Steve Bug-Collaboratory (Poker Flat)(Germany)
Poker Flat jefe Steve Bug's fourth full length doesn't bear out as an insta-classic like some of his previous works upon immediate preview. But over time, as I dug into the eleven tracks I discovered that much of what I considered collaboration anxiety (seven tracks on this album feature a vocalist or production partner) was really a metered intricacy that took some time for my feeble brain to register. There are the obvious one like "Swallowed Too Much Bass" which plays more for the novelty crowd and slow groovers like "Trust In Me" which the wife says sounds an awful lot like "Wishing On A Star" (like a Smith & Mighty comparison could ever be a bad thing?) It is Bug's production duets with Simon Flowers and Donnacha Costello, however, that steal the show here and probably the main two reason most folks will be checking this album out anyway. They are both moody and sensual within the constraints of a moving dance floor- as is most of the album. And while both tracks are great movers it's a good thing the rest of the album is a pretty great supporting cast of characters allowing it to breathe and expand otherwise this would all be a damn shame. Also nice to see Bug branching out and trying out some new ideas, always appreciated.

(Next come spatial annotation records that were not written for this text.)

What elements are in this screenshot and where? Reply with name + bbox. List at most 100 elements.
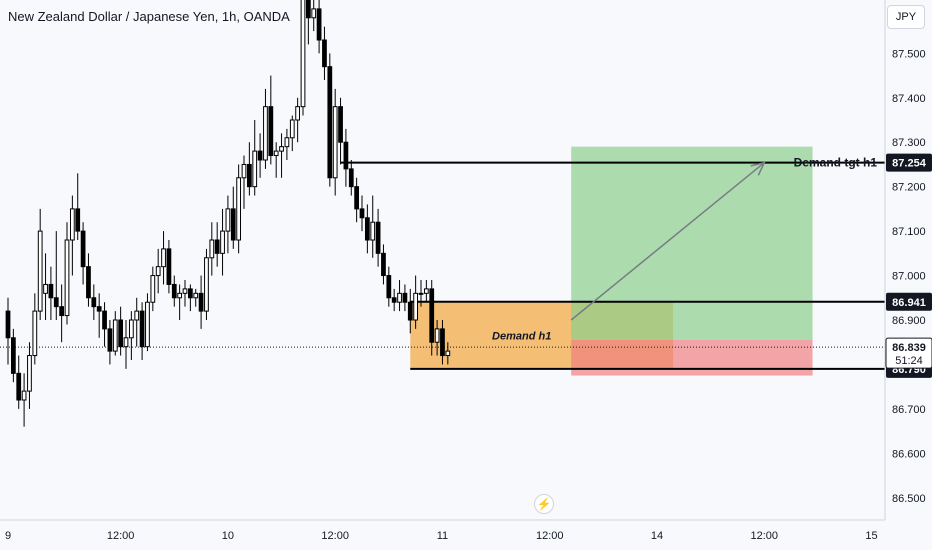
candle-body <box>402 292 408 303</box>
candle-body <box>139 310 145 348</box>
price-tick-label: 86.900 <box>892 315 926 327</box>
candle-body <box>214 239 220 254</box>
price-tick-label: 86.700 <box>892 404 926 416</box>
candle-body <box>289 119 295 139</box>
candle-body <box>187 288 193 299</box>
price-label-box <box>886 292 932 311</box>
candle-body <box>193 292 199 299</box>
candle-body <box>273 150 279 157</box>
candle-body <box>43 283 48 294</box>
current-price-box <box>885 337 932 369</box>
candle-body <box>128 319 134 339</box>
demand-zone-label: Demand h1 <box>492 330 551 342</box>
candle-body <box>123 337 129 348</box>
candle-body <box>429 288 435 343</box>
candle-body <box>343 141 349 170</box>
candle-body <box>348 168 354 188</box>
candle-body <box>338 106 343 143</box>
candle-body <box>32 310 38 357</box>
time-tick-label: 9 <box>5 530 11 542</box>
candle-body <box>107 328 113 352</box>
symbol-title: New Zealand Dollar / Japanese Yen, 1h, O… <box>8 9 290 24</box>
level-text: Demand tgt h1 <box>794 156 878 170</box>
price-label: 86.941 <box>892 297 926 309</box>
currency-button[interactable]: JPY <box>887 5 925 29</box>
candle-body <box>37 230 43 312</box>
candle-body <box>134 310 140 321</box>
time-axis[interactable] <box>0 520 885 550</box>
candle-body <box>375 221 381 254</box>
candle-body <box>263 106 268 161</box>
candle-body <box>21 390 27 401</box>
candle-body <box>48 283 54 299</box>
candle-body <box>381 252 386 277</box>
candle-body <box>413 292 419 321</box>
price-label: 87.254 <box>892 158 927 170</box>
candle-body <box>16 372 22 401</box>
candle-body <box>434 328 440 343</box>
candle-body <box>102 310 107 330</box>
time-tick-label: 12:00 <box>107 530 135 542</box>
price-tick-label: 86.600 <box>892 448 926 460</box>
candle-body <box>386 275 392 299</box>
candle-body <box>268 106 274 157</box>
candle-body <box>397 292 402 303</box>
candle-body <box>316 8 322 41</box>
candle-body <box>423 288 429 294</box>
candle-body <box>155 266 161 277</box>
candle-body <box>145 301 150 348</box>
price-tick-label: 87.200 <box>892 182 926 194</box>
candle-body <box>80 230 86 268</box>
candle-body <box>150 275 156 303</box>
candle-body <box>64 239 70 317</box>
candle-body <box>257 150 263 161</box>
candle-body <box>182 288 188 294</box>
price-tick-label: 86.500 <box>892 493 926 505</box>
candle-body <box>69 208 75 241</box>
time-tick-label: 12:00 <box>536 530 564 542</box>
candle-body <box>236 177 242 241</box>
candle-body <box>59 306 65 317</box>
candle-body <box>220 230 225 254</box>
candle-body <box>354 186 360 210</box>
candle-body <box>171 283 177 299</box>
lightning-icon[interactable]: ⚡ <box>534 494 554 514</box>
candle-body <box>391 297 397 303</box>
target-arrow[interactable] <box>570 162 765 321</box>
candle-body <box>327 66 333 179</box>
candle-body <box>112 319 118 352</box>
candle-body <box>246 163 252 188</box>
candle-body <box>440 328 445 357</box>
candle-body <box>225 208 231 232</box>
candle-body <box>300 0 306 108</box>
price-tick-label: 87.500 <box>892 48 926 60</box>
time-tick-label: 10 <box>222 530 234 542</box>
countdown-label: 51:24 <box>895 355 923 367</box>
candle-body <box>252 150 258 188</box>
candle-body <box>161 248 166 268</box>
target-zone <box>571 146 813 340</box>
candle-body <box>166 248 172 285</box>
candle-body <box>230 208 236 241</box>
time-tick-label: 12:00 <box>321 530 349 542</box>
candle-body <box>311 8 317 19</box>
time-tick-label: 15 <box>865 530 877 542</box>
price-tick-label: 87.100 <box>892 226 926 238</box>
price-axis[interactable] <box>885 0 932 550</box>
candle-body <box>418 292 424 295</box>
time-tick-label: 11 <box>437 530 448 542</box>
candle-body <box>370 221 376 241</box>
candle-body <box>407 301 413 321</box>
price-tick-label: 87.400 <box>892 93 926 105</box>
stop-zone <box>571 340 813 376</box>
time-tick-label: 14 <box>651 530 663 542</box>
candle-body <box>241 163 247 179</box>
candle-body <box>5 310 11 339</box>
candle-body <box>86 266 91 299</box>
candle-body <box>332 106 338 179</box>
candle-body <box>198 292 204 312</box>
candle-body <box>364 217 370 241</box>
candle-body <box>284 137 290 148</box>
candle-body <box>279 146 284 152</box>
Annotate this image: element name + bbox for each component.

D:Fuse & Mike Hiratzka-Clubbing In Lost Angeles (Vol. 1-Early Hours)(US)
It's dismal to think that the only guys in this biz who move units are, in my opinion, some of the lamest cats around musically churning out oodles of pedantic sh*t. For some reason, Los Angeles along with Las Vegas, have deemed only the fluffiest crap of the trance and progressive strain as the appropriate form of electronic dance music to be consumed in the US. LA artists D:Fuse & Mike Hiratzka definitely fit that billing, putting out loads of crap over the years and yet there has always been something about them, as they are both excellent musicians and sterling producers. I've always had the feeling they were holding back, allowing commercial forces dictate their artistic choices and that cutting loose was strictly verboten. Clubbing In Lost Angeles (Vol. 1-Early Hours) pretty much confirms my theory with the duo moving in new directions that includes a lot of live instrumention and interplay between the two and sounds loose and spontaneous. The mix is still fairly rooted in the progressive world but manages to stretch out and incorporate much of the rich and languid elements of the tech-house explosion without sounding like they are jumping on the bandwagon. There is a feeling of depth not usually present in this type of music which caught me off guard, as if the two were really letting go and trying something new. It worked, although there are far too many hands-in-the-air moments for my tastes and I shudder to think of what that means for Volume Two, I can honestly report that D:Fuse & Hiratzka combined to create something worthwhile on Lost Angeles. I always knew they could.